Qué lástima, qué lástima
que solo soy un ser humano,
impotente, mundano, herido,
que solo puede abrazar al mundo a través de este poema.
¡Miren!
Ahí vamos todos, caminando sin rumbo,
observando el horizonte sin alcanzarlo jamás.
Qué lástima,
que no puedo evitar el secuestro,
que no puedo controlar el fraude,
que no puedo disolver el asesinato.
Qué lástima,
que no puedo dar empleos,
que no puedo otorgar becas,
que no puedo obsequiar jubilaciones.
¡Miren!
Ahí estamos todos, durmiendo sin descanso,
soñando una vida en la que no logramos despertar.
Qué lástima,
que no puedo evitar la delincuencia,
que no puedo detener la guerra,
que no puedo esfumar el hambre.
Qué lástima,
que no puedo evitar el miedo,
que no puedo desaparecer la duda,
que no puedo exterminar el dolor.
¡Miren!
Ahí vamos todos, arrastrando los días,
mientras el sufrimiento nos crucifica el ceño.
Qué lástima,
que no puedo esparcir el amor,
que no puedo exaltar la vida,
que no puedo fortalecer la razón.
Qué lástima,
que no puedo sostener la agonía sobre mis hombros,
que no puedo inmovilizar la desgracia con mis cantos,
que no puedo cambiar el destino con mis letras.
¡Miren!
Ahí vamos todos,
como un tren que escupe su cansancio en el aire
y agoniza en cenizas reducidas:
es la trayectoria de la vida,
esa que pocos entienden,
esa que pocos disfrutan,
esa que pocos repetirían.
Qué lástima,
que solo soy un ser humano que se ilusiona con la poesía,
como el búho que se amamanta de la luna.
Escribo este poema para fortalecer la cúpula del mundo,
a pesar de que caerá tarde o temprano.
Escribo este poema para armonizar el aura de la vida,
a pesar de que enfermará tarde o temprano.

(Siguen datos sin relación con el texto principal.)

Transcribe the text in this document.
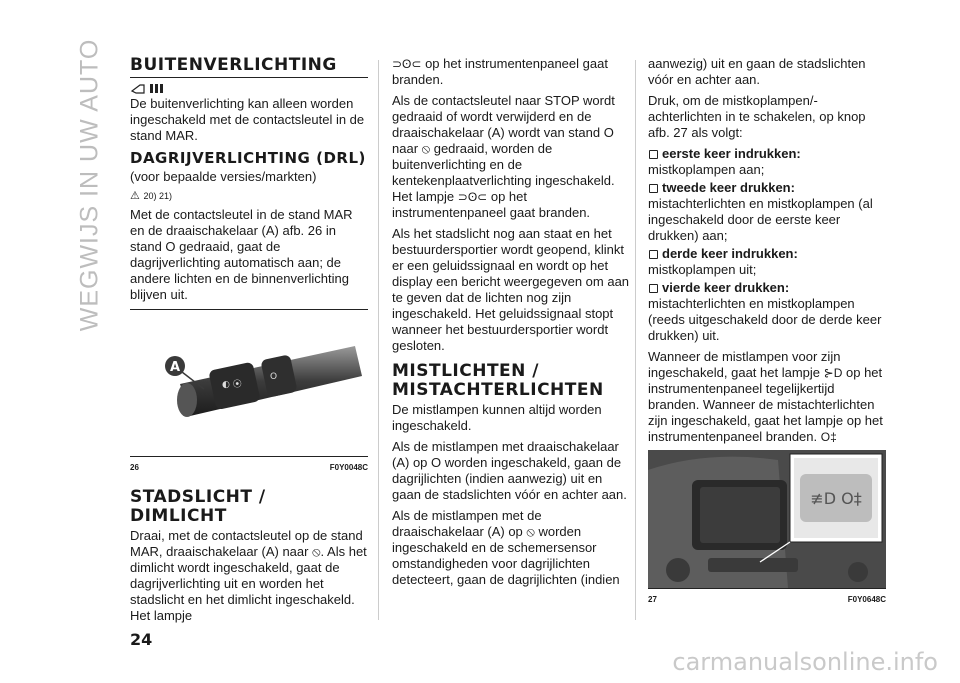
WEGWIJS IN UW AUTO BUITENVERLICHTING

De buitenverlichting kan alleen worden ingeschakeld met de contactsleutel in de stand MAR.

DAGRIJVERLICHTING (DRL)

(voor bepaalde versies/markten)

⚠ 20) 21)

Met de contactsleutel in de stand MAR en de draaischakelaar (A) afb. 26 in stand O gedraaid, gaat de dagrijverlichting automatisch aan; de andere lichten en de binnenverlichting blijven uit.

◐ ⦿
O
A
26	F0Y0048C
STADSLICHT / DIMLICHT

Draai, met de contactsleutel op de stand MAR, draaischakelaar (A) naar ⦸. Als het dimlicht wordt ingeschakeld, gaat de dagrijverlichting uit en worden het stadslicht en het dimlicht ingeschakeld. Het lampje

⊃ʘ⊂ op het instrumentenpaneel gaat branden.

Als de contactsleutel naar STOP wordt gedraaid of wordt verwijderd en de draaischakelaar (A) wordt van stand O naar ⦸ gedraaid, worden de buitenverlichting en de kentekenplaatverlichting ingeschakeld. Het lampje ⊃ʘ⊂ op het instrumentenpaneel gaat branden.

Als het stadslicht nog aan staat en het bestuurdersportier wordt geopend, klinkt er een geluidssignaal en wordt op het display een bericht weergegeven om aan te geven dat de lichten nog zijn ingeschakeld. Het geluidssignaal stopt wanneer het bestuurdersportier wordt gesloten.

MISTLICHTEN / MISTACHTERLICHTEN

De mistlampen kunnen altijd worden ingeschakeld.

Als de mistlampen met draaischakelaar (A) op O worden ingeschakeld, gaan de dagrijlichten (indien aanwezig) uit en gaan de stadslichten vóór en achter aan.

Als de mistlampen met de draaischakelaar (A) op ⦸ worden ingeschakeld en de schemersensor omstandigheden voor dagrijlichten detecteert, gaan de dagrijlichten (indien

aanwezig) uit en gaan de stadslichten vóór en achter aan.

Druk, om de mistkoplampen/-achterlichten in te schakelen, op knop afb. 27 als volgt:

eerste keer indrukken:
mistkoplampen aan;
tweede keer drukken:
mistachterlichten en mistkoplampen (al ingeschakeld door de eerste keer drukken) aan;
derde keer indrukken:
mistkoplampen uit;
vierde keer drukken:
mistachterlichten en mistkoplampen (reeds uitgeschakeld door de derde keer drukken) uit.

Wanneer de mistlampen voor zijn ingeschakeld, gaat het lampje ⊱D op het instrumentenpaneel tegelijkertijd branden. Wanneer de mistachterlichten zijn ingeschakeld, gaat het lampje op het instrumentenpaneel branden. O‡

≢D O‡
27	F0Y0648C
24
carmanualsonline.info
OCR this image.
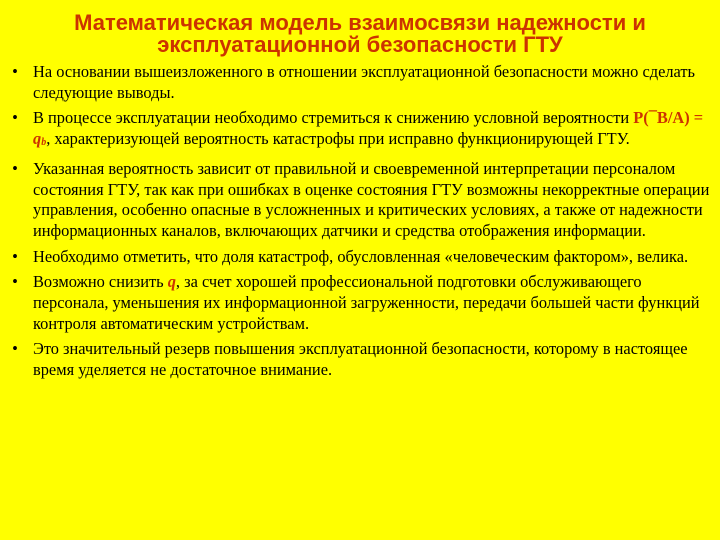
Математическая модель взаимосвязи надежности и
эксплуатационной безопасности ГТУ
• На основании вышеизложенного в отношении эксплуатационной безопасности можно сделать следующие выводы.
• В процессе эксплуатации необходимо стремиться к снижению условной вероятности P(¯B/A) = qb, характеризующей вероятность катастрофы при исправно функционирующей ГТУ.
• Указанная вероятность зависит от правильной и своевременной интерпретации персоналом состояния ГТУ, так как при ошибках в оценке состояния ГТУ возможны некорректные операции управления, особенно опасные в усложненных и критических условиях, а также от надежности информационных каналов, включающих датчики и средства отображения информации.
• Необходимо отметить, что доля катастроф, обусловленная «человеческим фактором», велика.
• Возможно снизить q, за счет хорошей профессиональной подготовки обслуживающего персонала, уменьшения их информационной загруженности, передачи большей части функций контроля автоматическим устройствам.
• Это значительный резерв повышения эксплуатационной безопасности, которому в настоящее время уделяется не достаточное внимание.
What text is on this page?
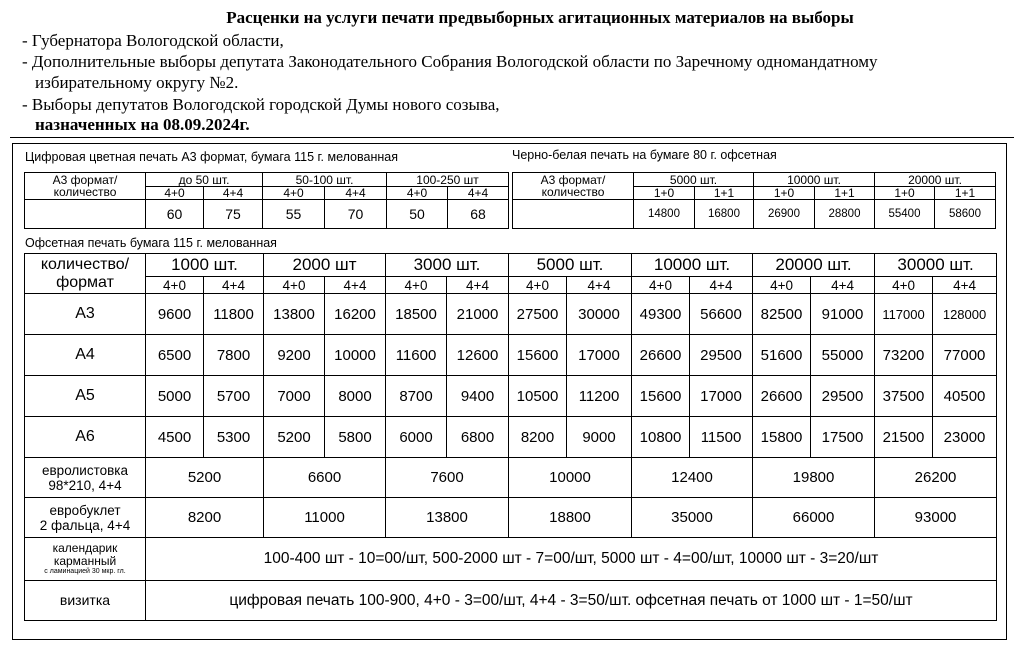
Расценки на услуги печати предвыборных агитационных материалов на выборы
- Губернатора Вологодской области,
- Дополнительные выборы депутата Законодательного Собрания Вологодской области по Заречному одномандатному
избирательному округу №2.
- Выборы депутатов Вологодской городской Думы нового созыва,
назначенных на 08.09.2024г.
Цифровая цветная печать А3 формат, бумага 115 г. мелованная	Черно-белая печать на бумаге 80 г. офсетная
А3 формат/
количество	до 50 шт.		50-100 шт.		100-250 шт	
	4+0	4+4	4+0	4+4	4+0	4+4
	60	75	55	70	50	68
А3 формат/
количество	5000 шт.		10000 шт.		20000 шт.	
	1+0	1+1	1+0	1+1	1+0	1+1
	14800	16800	26900	28800	55400	58600
Офсетная печать бумага 115 г. мелованная
количество/
формат	1000 шт.		2000 шт		3000 шт.		5000 шт.		10000 шт.		20000 шт.		30000 шт.	
	4+0	4+4	4+0	4+4	4+0	4+4	4+0	4+4	4+0	4+4	4+0	4+4	4+0	4+4
А3	9600	11800	13800	16200	18500	21000	27500	30000	49300	56600	82500	91000	117000	128000
А4	6500	7800	9200	10000	11600	12600	15600	17000	26600	29500	51600	55000	73200	77000
А5	5000	5700	7000	8000	8700	9400	10500	11200	15600	17000	26600	29500	37500	40500
А6	4500	5300	5200	5800	6000	6800	8200	9000	10800	11500	15800	17500	21500	23000

евролистовка
98*210, 4+4	5200		6600		7600		10000		12400		19800		26200	

евробуклет
2 фальца, 4+4	8200		11000		13800		18800		35000		66000		93000	

календарик
карманный
с ламинацией 30 мкр. гл.	100-400 шт - 10=00/шт, 500-2000 шт - 7=00/шт, 5000 шт - 4=00/шт, 10000 шт - 3=20/шт													
визитка	цифровая печать 100-900, 4+0 - 3=00/шт, 4+4 - 3=50/шт. офсетная печать от 1000 шт - 1=50/шт													
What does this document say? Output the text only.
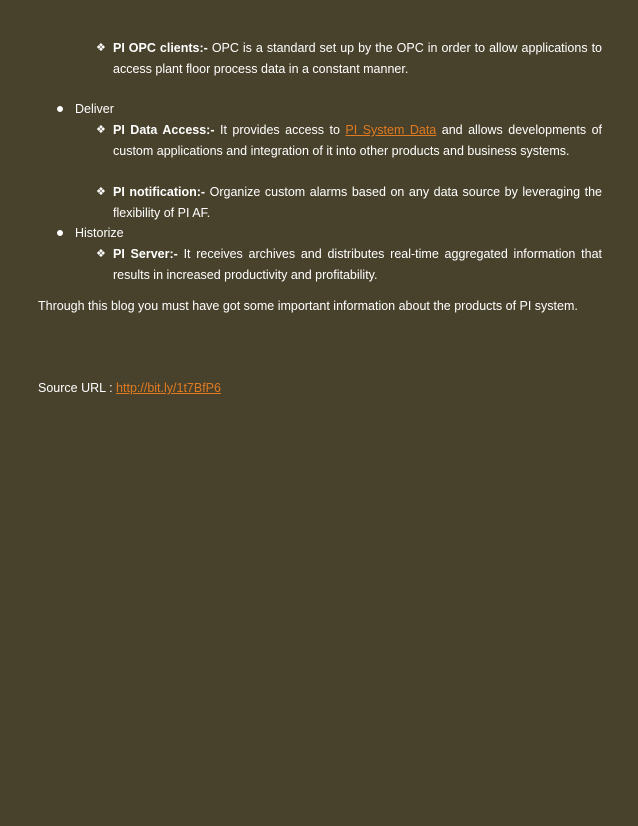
❖ PI OPC clients:- OPC is a standard set up by the OPC in order to allow applications to access plant floor process data in a constant manner.
Deliver
❖ PI Data Access:- It provides access to PI System Data and allows developments of custom applications and integration of it into other products and business systems.
❖ PI notification:- Organize custom alarms based on any data source by leveraging the flexibility of PI AF.
Historize
❖ PI Server:- It receives archives and distributes real-time aggregated information that results in increased productivity and profitability.
Through this blog you must have got some important information about the products of PI system.
Source URL : http://bit.ly/1t7BfP6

Escribo este poema para cantarle a la humanidad,
a pesar de que tapará sus oídos tarde o temprano.
Qué lástima,
que muchos leerán este poema y todo seguirá igual:
tanta poesía para todos,
tanta poesía para nada,
¿tanta poesía para qué?
Qué lástima, qué lástima
que no soy más que un poeta,
que solo tiene una pluma, una hoja y un pedazo de pan.
Tsunami
El océano
arremete contra un muro distante.
La libélula
flota sobre un puente roto.
El miedo
grita en una ciudad vencida.
Y tú, ¿dónde estás?
El tejado
vuela hacia un sueño perdido.
El perro
acelera a través de un sendero invisible.
El árbol
oscila bajo un saurio aterrador.
Y tú, ¿dónde estás?
La esperanza
yace en una pirámide olvidada.
La gente
descansa en un mausoleo sumergido.
Los dioses
observan un tablero destrozado.
Y tú, ¿DÓNDE ESTÁS?
Lágrimas de barro
El indio ha llorado,
sigue llorando,
y parece que en vano.
Pasó el viento,
pasaron los años,
pasó la era del barro,
y el indio sigue llorando,
llorando,
marginado,
herido,
señalado.
El indio ha soportado
sequías,
inundaciones,
enfermedades,
pero no las lágrimas que le causa su hermano blanco.
Pasa el viento,
pasan los años,
pasa la era digital,
y el indio sigue llorando,
llorando... lágrimas de barro.
Recuerdo aniquilado
Las aves cruzan un cielo lleno de gritos:
el miedo es el amo y el padre
y se devora lentamente a sus hijos.
Los niños olvidan sus juguetes y se vuelven sus propios héroes.
Los padres se olvidan de sí mismos y sólo protegen a los suyos.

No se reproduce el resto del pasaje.